Waller's Hawkish Debut Pressures Asian Currencies as Yen Hovers Near 1986 Lows

Alina Collins
Published 2026-06-21About 8 min read

New Fed Chair Waller struck a hawkish tone at his first policy meeting, with officials leaning toward a rate hike this year. The dollar surged, pushing the yen to around 161 per dollar — its weakest since 1986 — and putting Asian central banks' currency defences under broad strain.

01

Why did Waller's debut catch the market off guard?

Before taking office, Waller was widely read as sympathetic to Trump's calls for looser monetary policy.
The outcome was the opposite: officials signalled a preference for raising rates this year, and the dollar rallied immediately.
This means → the market's "new chair = easier Fed" thesis was broken in a single meeting; dollar bulls regained the upper hand.
02

The yen is at a 1986 low — what cards does Japan have left?

The yen is trading at roughly 161 per dollar, near its weakest level since 1986.
Japan has hiked rates five times since 2024, to little effect. In the month through May 27 it spent a record $74 billion on intervention; the latest round steadied the rate near 160.
In plain terms = rate hikes haven't worked, and massive spending only bought a temporary floor. Analysts note that intervention depends on timing, not size — acting before dollar longs are overcrowded often backfires.
The market's attention has shifted from the Bank of Japan to the Fed's policy path. Japan is running out of levers.
03

Which Southeast Asian economy is hit hardest?

The Indonesian rupiah had already breached the critical 18,000-per-dollar level, with demand for government bonds shrinking in tandem.
Bank Indonesia responded with two emergency 25-basis-point hikes this month — an extraordinary move. Scrutiny of President Prabowo's policy team is intensifying, including rumours of a potential finance-minister replacement.
Currencies in India, South Korea, and the Philippines are under similar pressure. All had hoped Waller would deliver a dovish signal for policy breathing room — that hope is now gone.
04

Why can the dollar move the entire region at once?
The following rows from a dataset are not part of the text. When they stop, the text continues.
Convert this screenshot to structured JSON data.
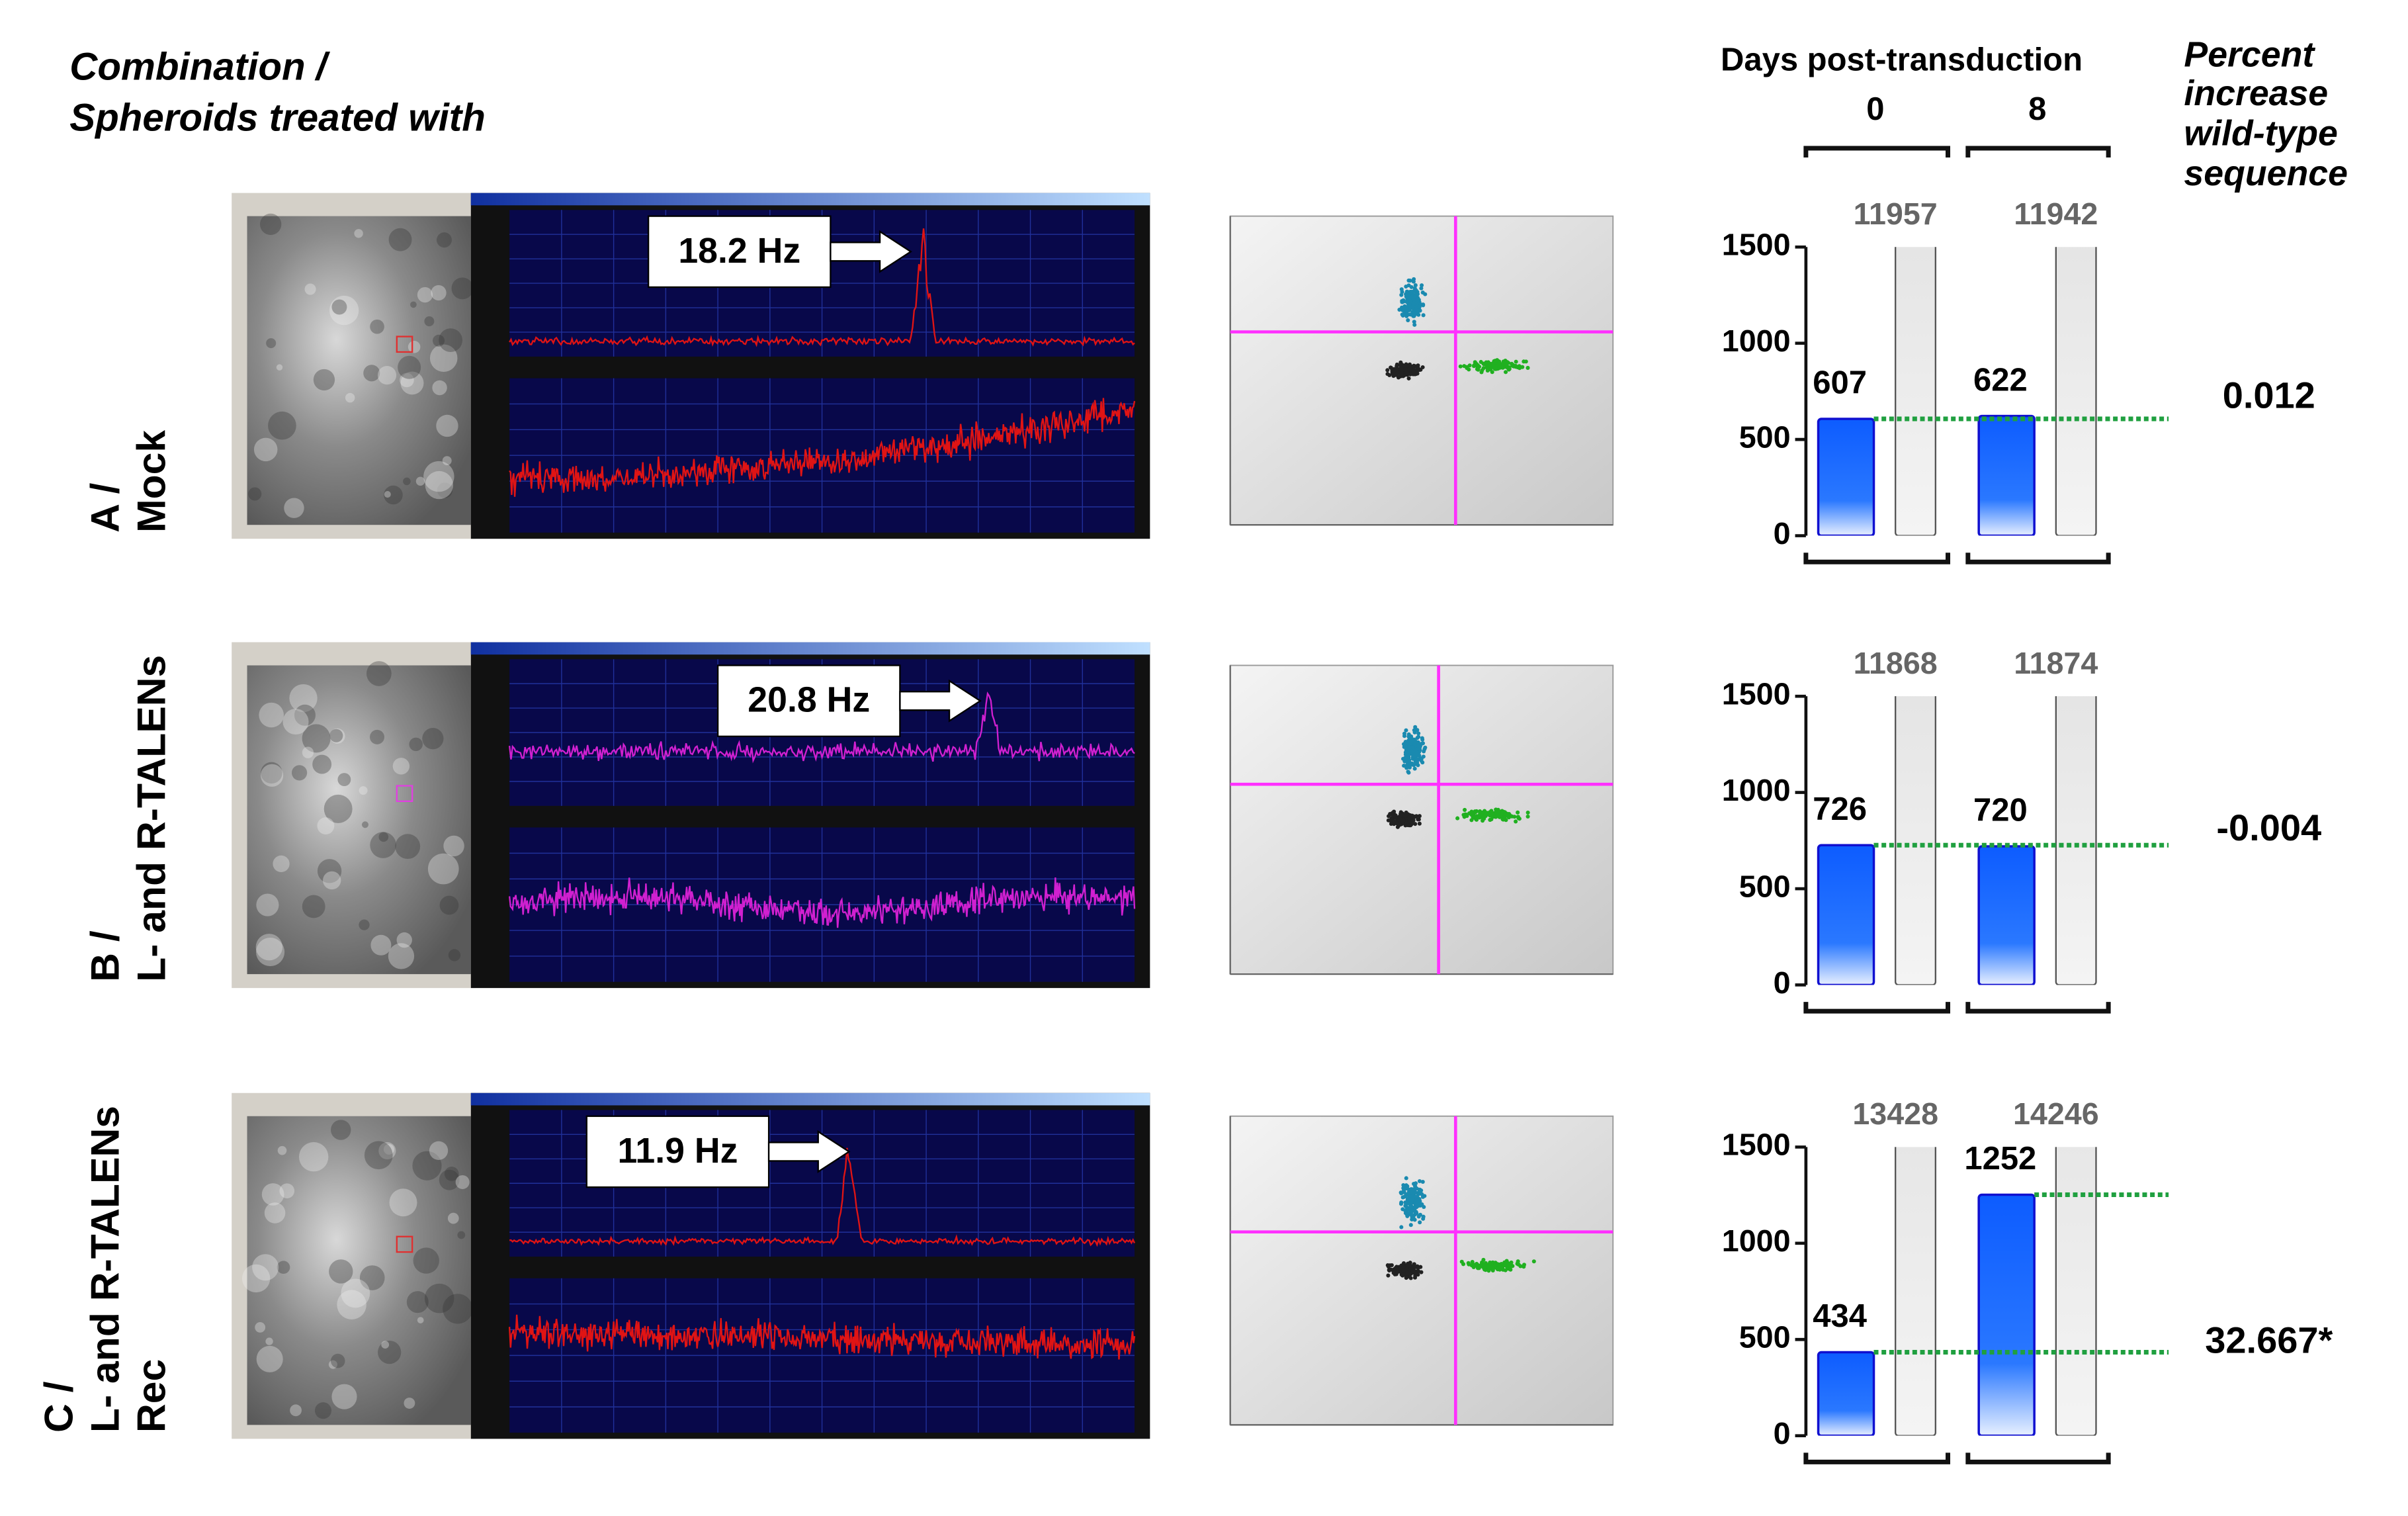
{
  "header": {
    "title_lines": [
      "Combination /",
      "Spheroids treated with"
    ],
    "days_title": "Days post-transduction",
    "days": [
      "0",
      "8"
    ],
    "percent_title_lines": [
      "Percent",
      "increase",
      "wild-type",
      "sequence"
    ]
  },
  "bar_axis": {
    "ylim": [
      0,
      1500
    ],
    "yticks": [
      0,
      500,
      1000,
      1500
    ]
  },
  "rows": [
    {
      "label_lines": [
        "A /",
        "Mock"
      ],
      "frequency": "18.2 Hz",
      "trace_color": "#e01414",
      "bars": [
        {
          "blue": 607,
          "gray": 11957
        },
        {
          "blue": 622,
          "gray": 11942
        }
      ],
      "percent": "0.012"
    },
    {
      "label_lines": [
        "B /",
        "L- and R-TALENs"
      ],
      "frequency": "20.8 Hz",
      "trace_color": "#d020d0",
      "bars": [
        {
          "blue": 726,
          "gray": 11868
        },
        {
          "blue": 720,
          "gray": 11874
        }
      ],
      "percent": "-0.004"
    },
    {
      "label_lines": [
        "C /",
        "L- and R-TALENs",
        "Rec"
      ],
      "frequency": "11.9 Hz",
      "trace_color": "#e01414",
      "bars": [
        {
          "blue": 434,
          "gray": 13428
        },
        {
          "blue": 1252,
          "gray": 14246
        }
      ],
      "percent": "32.667*"
    }
  ]
}
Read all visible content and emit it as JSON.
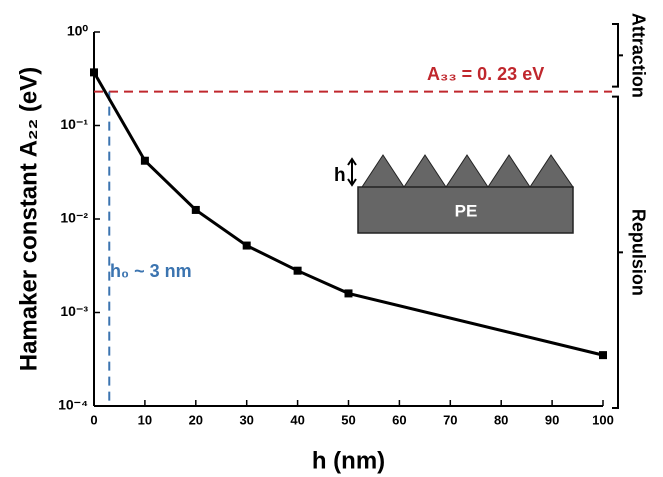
{
  "chart_data": {
    "type": "line",
    "log_y": true,
    "y_label": "Hamaker constant A₂₂ (eV)",
    "x_label": "h (nm)",
    "x": [
      0,
      10,
      20,
      30,
      40,
      50,
      100
    ],
    "values": [
      0.37,
      0.042,
      0.0125,
      0.0052,
      0.0028,
      0.0016,
      0.00035
    ],
    "color": "#000000",
    "xlim": [
      0,
      100
    ],
    "xticks": [
      0,
      10,
      20,
      30,
      40,
      50,
      60,
      70,
      80,
      90,
      100
    ],
    "ylim": [
      0.0001,
      1
    ],
    "yticks": [
      {
        "value": 0.0001,
        "label": "10⁻⁴"
      },
      {
        "value": 0.001,
        "label": "10⁻³"
      },
      {
        "value": 0.01,
        "label": "10⁻²"
      },
      {
        "value": 0.1,
        "label": "10⁻¹"
      },
      {
        "value": 1,
        "label": "10⁰"
      }
    ],
    "reference_lines": {
      "y": 0.23,
      "y_color": "#c0272d",
      "y_label": "A₃₃ = 0. 23 eV",
      "x": 3,
      "x_color": "#3b74b0",
      "x_label": "h₀ ~ 3 nm"
    },
    "regions": {
      "above": "Attraction",
      "below": "Repulsion"
    },
    "inset": {
      "h_label": "h",
      "body_label": "PE"
    }
  }
}
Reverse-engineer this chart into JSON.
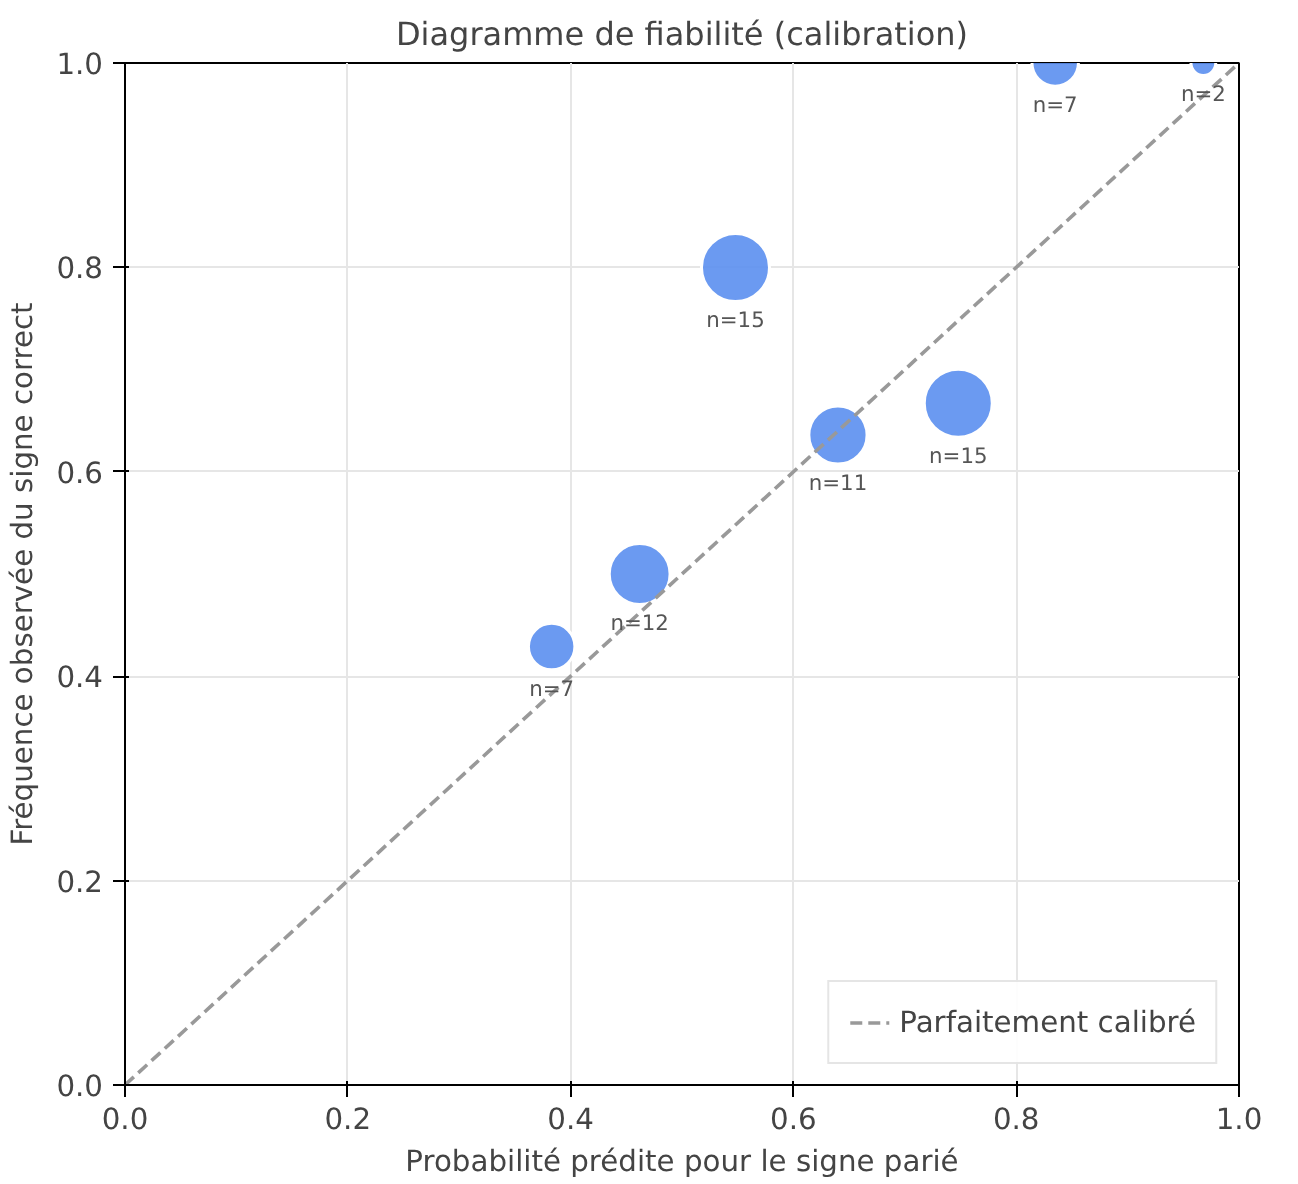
{
  "chart_data": {
    "type": "bubble",
    "title": "Diagramme de fiabilité (calibration)",
    "xlabel": "Probabilité prédite pour le signe parié",
    "ylabel": "Fréquence observée du signe correct",
    "xlim": [
      0,
      1
    ],
    "ylim": [
      0,
      1
    ],
    "xticks": [
      {
        "value": 0,
        "label": "0.0"
      },
      0.2,
      0.4,
      0.6,
      0.8,
      {
        "value": 1,
        "label": "1.0"
      }
    ],
    "yticks": [
      {
        "value": 0,
        "label": "0.0"
      },
      0.2,
      0.4,
      0.6,
      0.8,
      {
        "value": 1,
        "label": "1.0"
      }
    ],
    "grid": true,
    "legend": "bottom right",
    "series": [
      {
        "color": "#5b8ff0",
        "x": [
          0.383,
          0.462,
          0.548,
          0.64,
          0.748,
          0.835,
          0.968
        ],
        "values": [
          0.429,
          0.5,
          0.8,
          0.636,
          0.667,
          1.0,
          1.0
        ],
        "sizes": [
          0.467,
          0.8,
          1,
          0.733,
          1,
          0.467,
          0.133
        ]
      },
      {
        "type": "line",
        "name": "Parfaitement calibré",
        "color": "#999999",
        "line_style": "dashed",
        "x": [
          0,
          1
        ],
        "values": [
          0,
          1
        ]
      }
    ],
    "annotations": [
      {
        "text": "n=7",
        "x": 0.383,
        "y": 0.429
      },
      {
        "text": "n=12",
        "x": 0.462,
        "y": 0.5
      },
      {
        "text": "n=15",
        "x": 0.548,
        "y": 0.8
      },
      {
        "text": "n=11",
        "x": 0.64,
        "y": 0.636
      },
      {
        "text": "n=15",
        "x": 0.748,
        "y": 0.667
      },
      {
        "text": "n=7",
        "x": 0.835,
        "y": 1.0
      },
      {
        "text": "n=2",
        "x": 0.968,
        "y": 1.0
      }
    ]
  }
}
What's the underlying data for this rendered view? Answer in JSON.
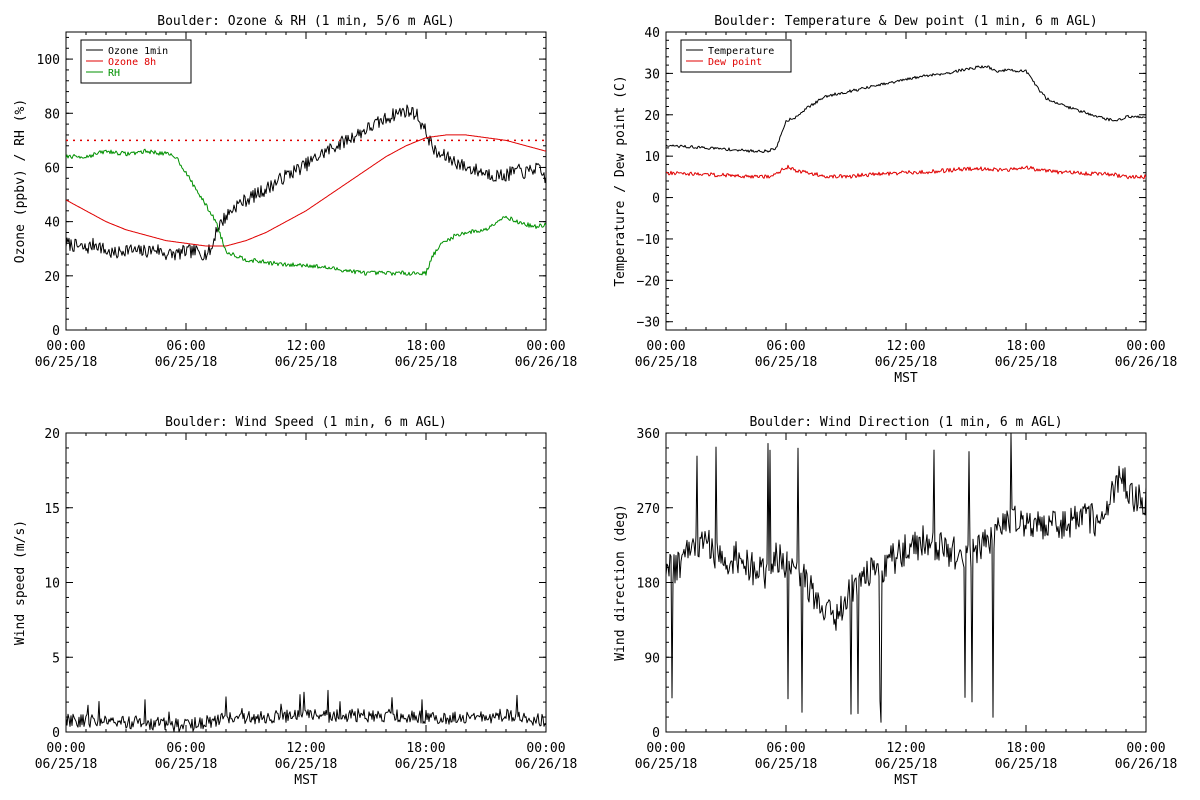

The dollar dominates global FX trading, trade invoicing, and cross-border lending. Any shift in Fed stance triggers chain reactions worldwide.
Asian economies depend heavily on exports and need healthy U.S. growth — but they do not want to pay the exchange-rate cost of a stronger dollar.
This reflects a structural contradiction: Asia cannot leave the dollar system, yet it is the first to be hurt when the dollar strengthens.
05

Does the dollar itself face any risks?

Yes. Trump's sweeping tariff announcement in April 2025 and its chaotic rollout triggered a "Sell America" wave; the dollar fell 8% against major currencies last year.
History, however, shows that betting on prolonged dollar weakness is often costly.
This means → short-term wobbles are possible, but Waller has framed the current moment as the Fed's "new chapter." For Asian central banks, the cost of defending their currencies will keep rising — and the window for intervention is narrowing.

Content is for reference only, not financial advice.